Jornadas “SAMIR SOMOS
TODAS Y TODOS”
COMBO POR LA VIDA: DICIEMBRE
DE RESISTENCIA Y REBELDÍA

SALIMOS A LAS CALLES, PORQUE NOS FALTAN ELLAS (Estado de México)

Texto: Verónica Galicia, Fotografía: Alfredo Valencia / La Voladora Radio

Chimalhuacán, Estado de México, 19 de enero.- Al cumplirse dos años de la desaparición de Norma Dianey García García, en el municipio de Chimalhuacán, y dos años y seis meses del feminicidio de Diana Velázquez Florencio, familiares de las víctimas y la Red de Mujeres del Oriente del Estado de México que Luchan convocaron a una marcha en este municipio mexiquense.

Bajo la consigna “¡Ni una asesinada más!, la marcha que partió de la calle Quetzalli y 4° Torre avanzó por las calles del municipio.

Garantizar no más desapariciones y feminicidios en el Estado de México, acceso a la justicia y la verdad para las familias víctimas de desapariciones y feminicidio; así como, mecanismos de búsqueda, localización e investigación reales y eficientes, fueron parte de las demandas de esta movilización.

Durante el recorrido, el contingente hizo una primera parada en la Unidad Especializada de la policía para la atención a las víctimas de violencia familiar y de género (UEPAVIG) de Chimalhuacán. Afuera, María de Lourdes García, mamá de Norma Dianey, exigió justicia y solución en el caso de la desaparición de su hija y “todas las mujeres víctimas”, expresó.

Al micrófono también llegó la voz de Lidia Florencio, mamá de Diana, joven asesinada el 2 de julio de 2017, en los límites de Chimalhuacán y Chicoloapan, quien señaló la ineficiencia en las investigaciones.

“Desde ese día hemos visto pasar 2 años, 6 meses, 17 días, y hoy nuevamente recorremos las calles de Chimalhuacán, porque estamos en el hartazgo de ver que nuestros procesos son largos y cansados; llenos de indiferencia e ineptitud. Hasta esta fecha no hemos visto claro una línea de investigación para poder dar con los responsables del feminicidio de Diana Velázquez”.

Frente a policías municipales que resguardaban la entrada de la UEPAVIG, doña Lidia denunció los obstáculos que enfrentan las familias víctimas al momento de acudir a levantar una denunciar: “Cuando acudimos a hacer una denuncia lo primero con lo que nos topamos es con la indiferencia y revictimización [que hacen] los servidores públicos”.

Durante su intervención, Araceli Osorio, mamá de Lesvy Berlín Rivera, asesinada el 3 de mayo de 2017, en la Ciudad de México, conminó a los policías a dejar de tomar fotografías a las mujeres ahí reunidas. Sentenció que mientras no aparezcan con vida todas las mujeres desaparecidas, seguirán saliendo a las calles.

“Hoy estamos aquí porque este sistema de desigualdad, de falta de oportunidad para las mujeres, de falta de ejercicio de nuestros derechos es el que nos mantiene saliendo a las calles. […] Estamos aquí para decirles que no olvidamos, no perdonamos, no nos reconciliamos hasta que haya justicia y hasta que hayamos encontrado a todas y cada una de las mujeres que nos han arrebatado.
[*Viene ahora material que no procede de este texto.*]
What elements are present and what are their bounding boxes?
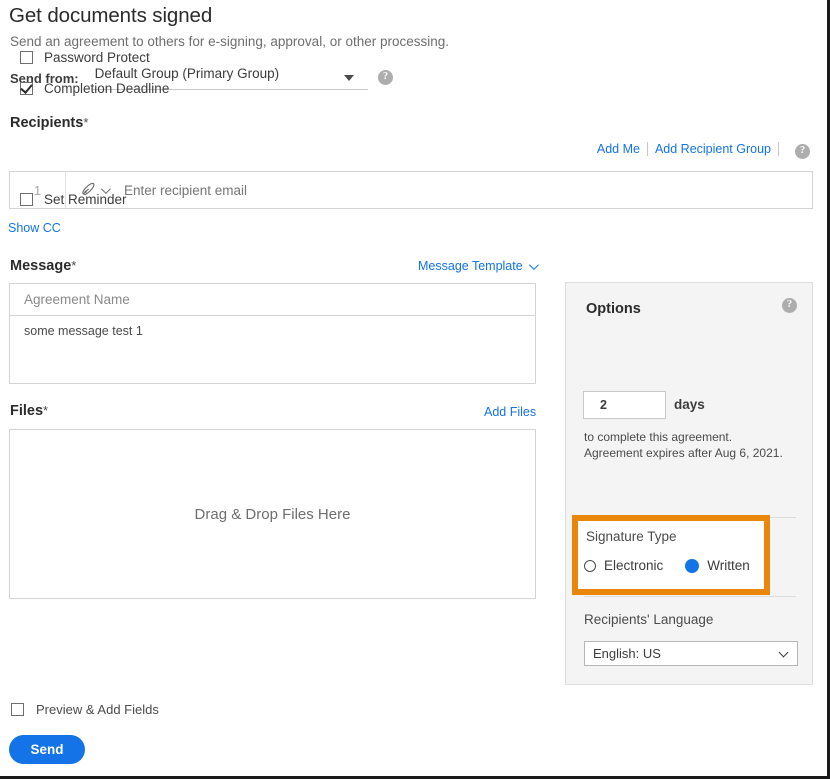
recipients-language-label: Recipients' Language <box>584 612 713 627</box>
message-section-label: Message* <box>10 258 76 274</box>
days-unit-label: days <box>674 397 705 412</box>
completion-deadline-label: Completion Deadline <box>44 81 169 96</box>
recipients-language-select[interactable]: English: US <box>584 641 798 666</box>
files-label-text: Files <box>10 403 43 419</box>
message-template-label: Message Template <box>418 259 523 273</box>
recipient-action-links: Add Me Add Recipient Group <box>597 142 786 156</box>
radio-unselected <box>584 560 596 572</box>
add-me-link[interactable]: Add Me <box>597 142 640 156</box>
password-protect-label: Password Protect <box>44 50 150 65</box>
required-marker: * <box>83 115 88 130</box>
divider <box>647 142 648 156</box>
send-from-value: Default Group (Primary Group) <box>91 66 280 81</box>
dropzone-label: Drag & Drop Files Here <box>195 506 351 523</box>
required-marker: * <box>71 258 76 273</box>
deadline-note-line-1: to complete this agreement. <box>584 429 814 445</box>
radio-selected <box>685 559 699 573</box>
checkbox <box>20 51 33 64</box>
preview-add-fields-option[interactable]: Preview & Add Fields <box>11 702 159 717</box>
show-cc-link[interactable]: Show CC <box>8 221 61 235</box>
help-circle-icon[interactable]: ? <box>378 70 393 85</box>
application-window: Get documents signed Send an agreement t… <box>0 0 830 779</box>
recipient-email-input[interactable]: Enter recipient email <box>122 172 812 208</box>
add-files-link[interactable]: Add Files <box>484 405 536 419</box>
message-label-text: Message <box>10 258 71 274</box>
signature-type-written-label: Written <box>707 558 750 573</box>
password-protect-option[interactable]: Password Protect <box>20 50 150 65</box>
send-button[interactable]: Send <box>9 735 85 764</box>
checkbox-checked <box>20 82 33 95</box>
message-body-textarea[interactable] <box>9 316 536 384</box>
signature-type-highlight <box>572 515 770 595</box>
files-section-label: Files* <box>10 403 48 419</box>
recipients-section-label: Recipients* <box>10 115 88 131</box>
recipients-language-value: English: US <box>593 646 661 661</box>
checkbox <box>20 193 33 206</box>
completion-deadline-option[interactable]: Completion Deadline <box>20 81 169 96</box>
recipients-label-text: Recipients <box>10 115 83 131</box>
deadline-note: to complete this agreement. Agreement ex… <box>584 429 814 461</box>
caret-down-icon <box>344 75 354 81</box>
deadline-note-line-2: Agreement expires after Aug 6, 2021. <box>584 445 814 461</box>
chevron-down-icon <box>779 648 789 658</box>
checkbox <box>11 703 24 716</box>
message-template-dropdown[interactable]: Message Template <box>418 259 536 273</box>
signature-type-radio-group: Electronic Written <box>584 558 750 573</box>
help-circle-icon[interactable]: ? <box>795 144 810 159</box>
chevron-down-icon <box>529 260 539 270</box>
required-marker: * <box>43 403 48 418</box>
recipient-row: 1 Enter recipient email <box>9 171 813 209</box>
add-recipient-group-link[interactable]: Add Recipient Group <box>655 142 771 156</box>
signature-type-option-written[interactable]: Written <box>685 558 750 573</box>
send-agreement-form: Get documents signed Send an agreement t… <box>0 0 824 772</box>
set-reminder-label: Set Reminder <box>44 192 127 207</box>
page-subtitle: Send an agreement to others for e-signin… <box>10 34 449 49</box>
options-title: Options <box>586 301 641 317</box>
file-dropzone[interactable]: Drag & Drop Files Here <box>9 429 536 599</box>
agreement-name-input[interactable]: Agreement Name <box>9 283 536 316</box>
signature-type-electronic-label: Electronic <box>604 558 663 573</box>
divider <box>778 142 779 156</box>
divider <box>584 596 796 597</box>
set-reminder-option[interactable]: Set Reminder <box>20 192 127 207</box>
signature-type-option-electronic[interactable]: Electronic <box>584 558 663 573</box>
page-title: Get documents signed <box>9 4 212 28</box>
preview-add-fields-label: Preview & Add Fields <box>36 702 159 717</box>
help-circle-icon[interactable]: ? <box>782 298 797 313</box>
signature-type-title: Signature Type <box>586 529 677 544</box>
deadline-days-input[interactable]: 2 <box>583 391 666 419</box>
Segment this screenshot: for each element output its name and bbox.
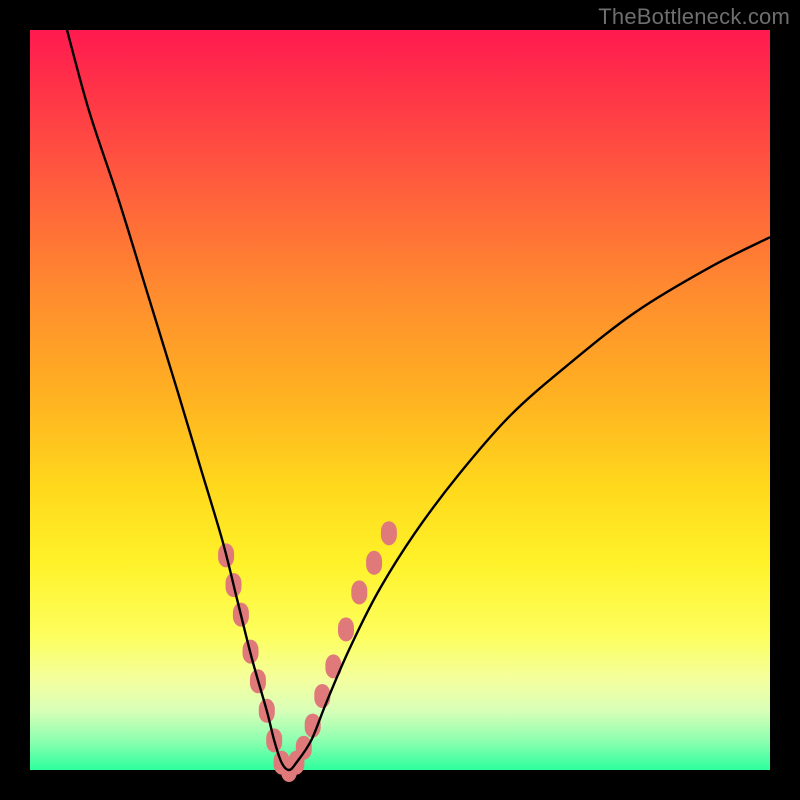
watermark-text: TheBottleneck.com (598, 4, 790, 30)
marker-point (296, 736, 312, 760)
chart-svg (30, 30, 770, 770)
bottleneck-curve (67, 30, 770, 770)
marker-group (218, 521, 397, 782)
marker-point (381, 521, 397, 545)
marker-point (351, 580, 367, 604)
marker-point (366, 551, 382, 575)
chart-plot-area (30, 30, 770, 770)
chart-frame: TheBottleneck.com (0, 0, 800, 800)
marker-point (338, 617, 354, 641)
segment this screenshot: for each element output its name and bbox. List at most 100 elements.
Hasta que hayamos obtenido justicia.”

La marcha continúo su camino. La segunda parada fue sobre la avenida Bordo de Xochiaca. Alrededor de una ofrenda de flores y semillas, el sonido profundo del caracol, y los rostros de mujeres desaparecidas o asesinadas, las participantes realizaron una ceremonia.

Después de unos minutos, las mujeres se enfilaron con rumbo al Río La Compañía. Ahí, dos enormes cruces de madera pintadas de color rosa y con la leyenda inscrita “Ni una más”, aguardaban la llegada de la marcha.

En ese lugar, se colocó la lona con la imagen de Diana Velázquez y Norma Dianey García. Las cruces fueron ataviadas con flores, contrastando con lo sórdido del lugar. En ese lugar, quienes acompañaron el recorrido recordaron que las mujeres asesinadas y desaparecidas, ni sus familias están solas, “que no estamos todas, porque nos faltan ellas.”